Cette notion, repérée dans les pratiques de certains Conseils d’Architecture d’Urbanisme et de l’Environnement (CAUE), émane essentiellement d’auteurs anglo-saxons ou nordiques comme K. Olwig (Sgard. 2010). Le paysage est un élément matériel accessible à tous, difficilement privatisable, échappant aux stratégies d’acquisition foncière, comme la

92 montagne, la mer, la rue. Cette approche considère la dimension symbolique du paysage qui devient l’emblème des valeurs partagées et de la démocratie (Sgard, 2012, p.225).
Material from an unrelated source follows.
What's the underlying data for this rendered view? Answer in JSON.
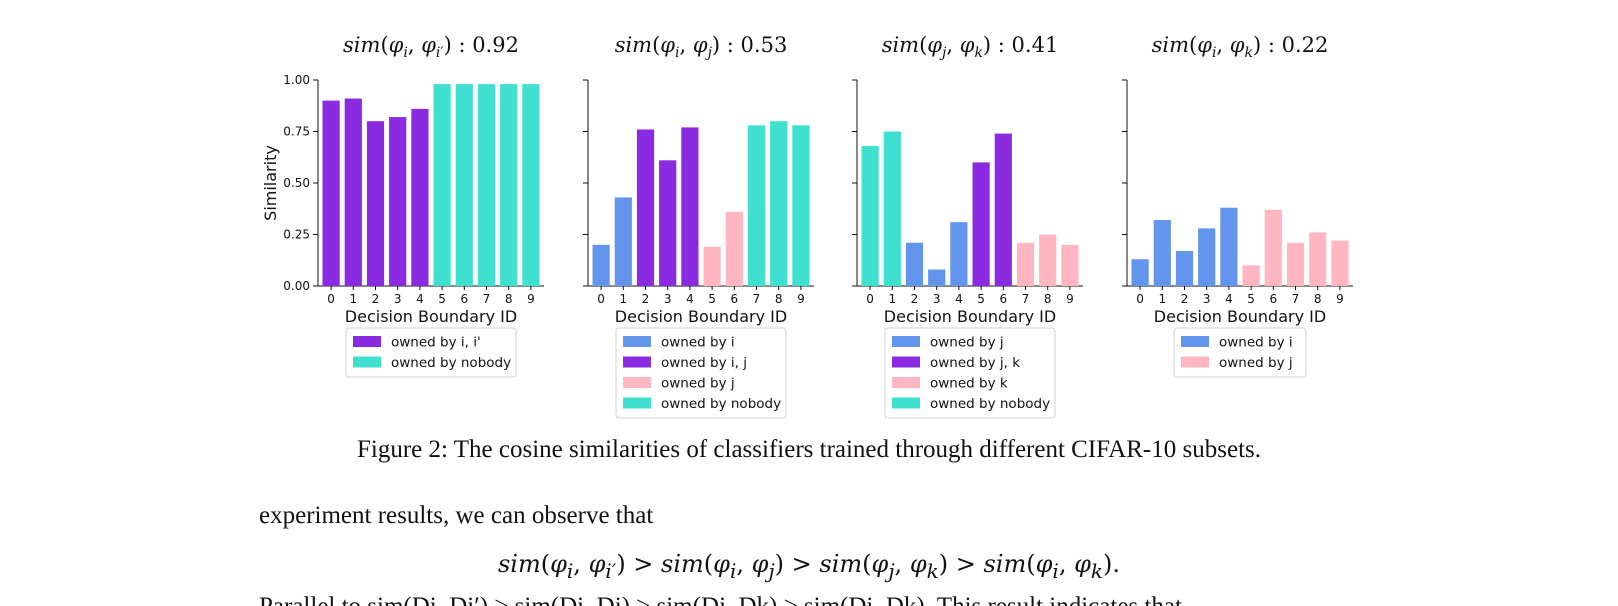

Il est toujours accessible, sa consommation ne prive personne et respecte les générations futures non seulement en leur transmettant, mais aussi en leur laissant le soin de réinterpréter le bien transmis, celui-ci n’est pas « gelé ». Au contraire le paysage transmis repose sur les pratiques et les débats du moment : « le bien commun interroge un futur plus qu’il ne regarde un passé

volontiers nostalgique. (…) on laisse aux générations une liberté d’interprétation et d’évaluation des paysages et pas uniquement des espaces muséifiés à vénérer » (Sgard, 2012,

p. 231).

Ce paysage bien commun doit émaner d’un sens commun que l’on ne peut plus atteindre que par le biais « du dialogue et dans le respect de la démocratie » (Berque, 1995, p. 172). Le paysage trouve sa place à l’échelle locale, là où le lieu dans sa visibilité et la population dans sa diversité se rencontrent, se mesurent, se jaugent. Des mobilisations plus importantes sont possibles, mais c’est toujours dans le local que se trouve l’enjeu. A. Sgard souligne l’importance de ne pas viser le consensus comme but du débat local, les conflits, les oppositions existent et doivent s’exprimer, se développer et il faut éviter un monde qui se renfermerait sur lui-même dans un consensus sur la protection de ses paysages et une fermeture aux autres.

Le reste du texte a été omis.